Autrement dit, le décrocheur se rapporte dans cet article à tout élève qui abandonne le milieu scolaire de façon temporaire ou définitive sans obtenir le diplôme de fin d’études secondaires ou un autre document équivalent. Une définition large qui englobe les programmes d’éducation des adultes, notamment la Formation générale des adultes (FGA) au Québec qui permet aux jeunes et jeunes adultes nouveaux arrivants et natifs d’accéder à une certification correspondant au diplôme d’études secondaires.

La notion d’abandon scolaire est aussi porteuse de divergences quant à son estimation et son interprétation. L’absence, par exemple, de méthodes évidentes pour estimer le taux du décrochage scolaire. Le taux présenté dans beaucoup de travaux scientifiques reflète généralement la proportion d’élèves qui n’obtiennent pas leur diplôme d’études secondaires à l’âge prédéterminé (Rousseau et Bertrand, 2005). Une méthode d’estimation impeccable devrait, selon Rousseau et Bertrand, prendre en considération l’éventualité pour qu’il y ait des élèves qui reprennent une année scolaire ou qui abandonnent temporairement leurs études.

Dans cet ordre d’idées, si on écarte du rang des décrocheurs la catégorie d’élèves qui sont gradués à un âge plus avancé que prédéterminé, on aura d’importants changements dans les estimations du phénomène du décrochage scolaire. Pour une meilleure estimation de la population des décrocheurs, Rousseau et Bertrand (2005) proposent, entre autres, de décomposer le taux en fonction de plusieurs groupes d’âge pour ne pas prendre en considération les jeunes et les jeunes adultes qui ont connu un retard ou qui ont interrompu temporairement leurs études classiques.

En ce qui a trait au concept d’encadrement institutionnel, son usage dans cette étude se confine spécifiquement aux mesures d’accompagnement de certaines institutions sociales et politiques visant le soutien de la persévérance scolaire des nouveaux arrivants. Le terme de nouvel arrivant renvoie dans la littérature officielle du Canada à celui d’immigrant dans le sens large d’une catégorie hétérogène incluant notamment les réfugiés (Bils, Drover, Henley, Ibrahim, Lundy et Yan, 2010).
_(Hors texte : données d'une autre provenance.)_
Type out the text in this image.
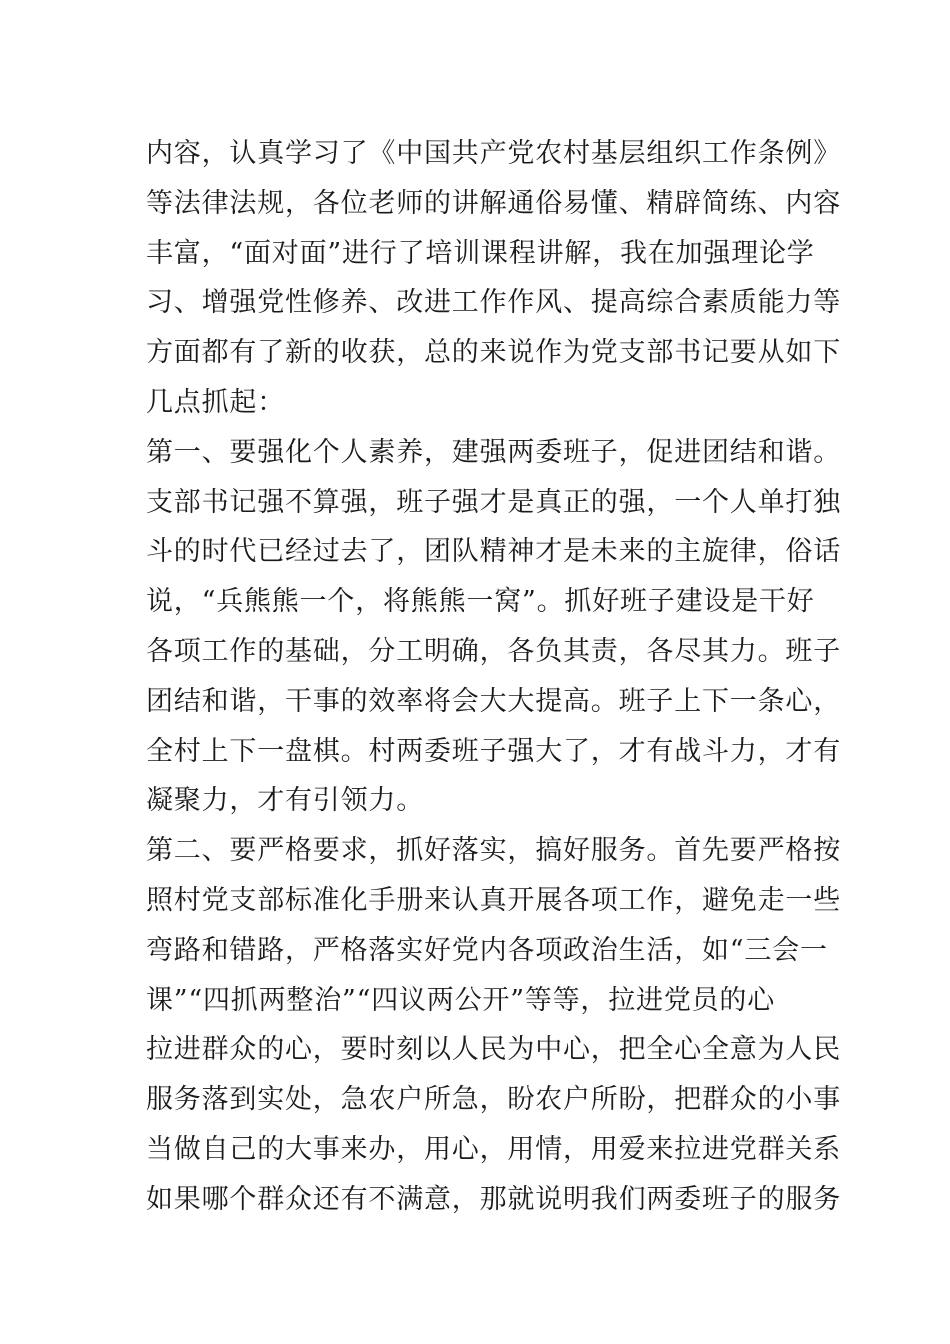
内容，认真学习了《中国共产党农村基层组织工作条例》
等法律法规，各位老师的讲解通俗易懂、精辟简练、内容
丰富，“面对面”进行了培训课程讲解，我在加强理论学
习、增强党性修养、改进工作作风、提高综合素质能力等
方面都有了新的收获，总的来说作为党支部书记要从如下
几点抓起：
第一、要强化个人素养，建强两委班子，促进团结和谐。
支部书记强不算强，班子强才是真正的强，一个人单打独
斗的时代已经过去了，团队精神才是未来的主旋律，俗话
说，“兵熊熊一个，将熊熊一窝”。抓好班子建设是干好
各项工作的基础，分工明确，各负其责，各尽其力。班子
团结和谐，干事的效率将会大大提高。班子上下一条心，
全村上下一盘棋。村两委班子强大了，才有战斗力，才有
凝聚力，才有引领力。
第二、要严格要求，抓好落实，搞好服务。首先要严格按
照村党支部标准化手册来认真开展各项工作，避免走一些
弯路和错路，严格落实好党内各项政治生活，如“三会一
课”“四抓两整治”“四议两公开”等等，拉进党员的心
拉进群众的心，要时刻以人民为中心，把全心全意为人民
服务落到实处，急农户所急，盼农户所盼，把群众的小事
当做自己的大事来办，用心，用情，用爱来拉进党群关系
如果哪个群众还有不满意，那就说明我们两委班子的服务
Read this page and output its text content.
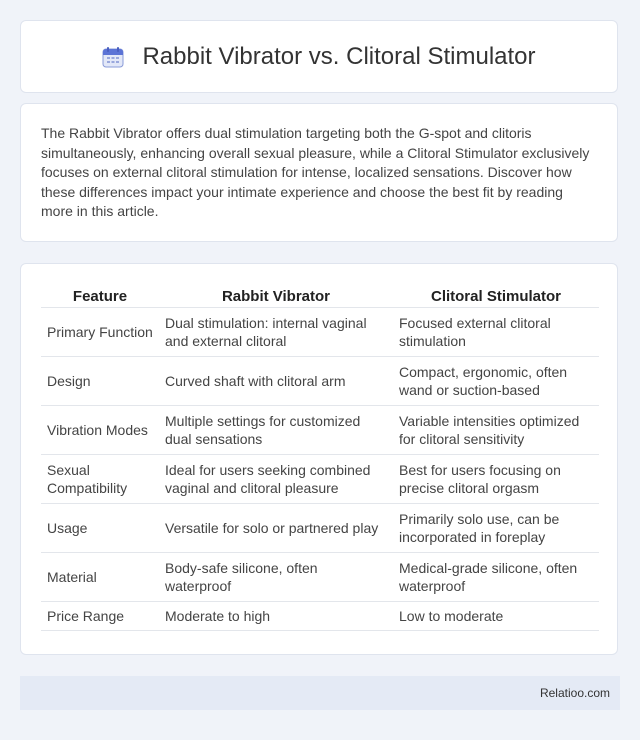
Rabbit Vibrator vs. Clitoral Stimulator

The Rabbit Vibrator offers dual stimulation targeting both the G-spot and clitoris simultaneously, enhancing overall sexual pleasure, while a Clitoral Stimulator exclusively focuses on external clitoral stimulation for intense, localized sensations. Discover how these differences impact your intimate experience and choose the best fit by reading more in this article.

Feature	Rabbit Vibrator	Clitoral Stimulator
Primary Function	Dual stimulation: internal vaginal and external clitoral	Focused external clitoral stimulation
Design	Curved shaft with clitoral arm	Compact, ergonomic, often wand or suction-based
Vibration Modes	Multiple settings for customized dual sensations	Variable intensities optimized for clitoral sensitivity
Sexual Compatibility	Ideal for users seeking combined vaginal and clitoral pleasure	Best for users focusing on precise clitoral orgasm
Usage	Versatile for solo or partnered play	Primarily solo use, can be incorporated in foreplay
Material	Body-safe silicone, often waterproof	Medical-grade silicone, often waterproof
Price Range	Moderate to high	Low to moderate
Relatioo.com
Dans cet article, le terme de nouvel arrivant désigne toute personne, née à l’étranger, qui vit sur une terre d’accueil à long terme ou définitivement. Une considération qui correspond à ce que Statistique Canada (2010) désigne par immigrant de première génération.

Revue de littérature

Plusieurs recherches ont démontré l’importance de certaines institutions de la société, dont l’école (par l’intermédiaire de son instance de direction en particulier) et l’État quant à certaines décisions qui peuvent impacter le rendement scolaire des nouveaux arrivants à Montréal, ceux, notamment, d’origine haïtienne (Lafortune et Balde, 2012 ; Darius et Bouchamma, 2016 ; Barbier, Olivier et Pierre-Jacques, 1984). Dans les conclusions des travaux des chercheurs, l’accent est beaucoup mis sur la non-conformité de diverses décisions, dont le processus de classement, ou de l’absence de mesures d’orientation et d’encadrement des nouveaux arrivants. Ce qui a pour conséquences, entre autres, la démotivation et le départ prématuré de ces derniers du milieu scolaire.

Lafortune et Balde (2012) ont effectué une recherche relative au cheminement scolaire d’élèves québécois originaires des Antilles, plus spécifiquement sur leurs caractéristiques personnelles, leur processus de scolarisation, leurs taux de diplomation et de décrochage scolaire. Ils ont analysé quelques données quantitatives de la base du Ministère de l’Éducation, du Loisir et du Sport (MELS) et les données qualitatives d’une recherche doctorale (Lafortune, 2012). L’analyse des données quantitatives a permis de dresser le profil de 3000 élèves, majoritairement d’origine haïtienne et l’étude multicas de onze trajectoires scolaires a apporté, entre autres, un grand éclairage en ce qui a trait à l’influence du milieu scolaire sur le parcours scolaire des élèves. L’importance des qualités professionnelles et personnelles des enseignants (l’encouragement, la patience, le respect…) a été évoquée par les participants de la recherche qualitative dans leur persévérance scolaire. Ils ont, en revanche formulé des critiques concernant, par exemple, l’attitude discriminatoire et le manque de maîtrise des matières que certains de leurs enseignants ont la responsabilité d’enseigner. Ils se sont également prononcés contre la routine de la gestion des classes et le manque d’adéquation de l’enseignement avec leurs réalités quotidiennes.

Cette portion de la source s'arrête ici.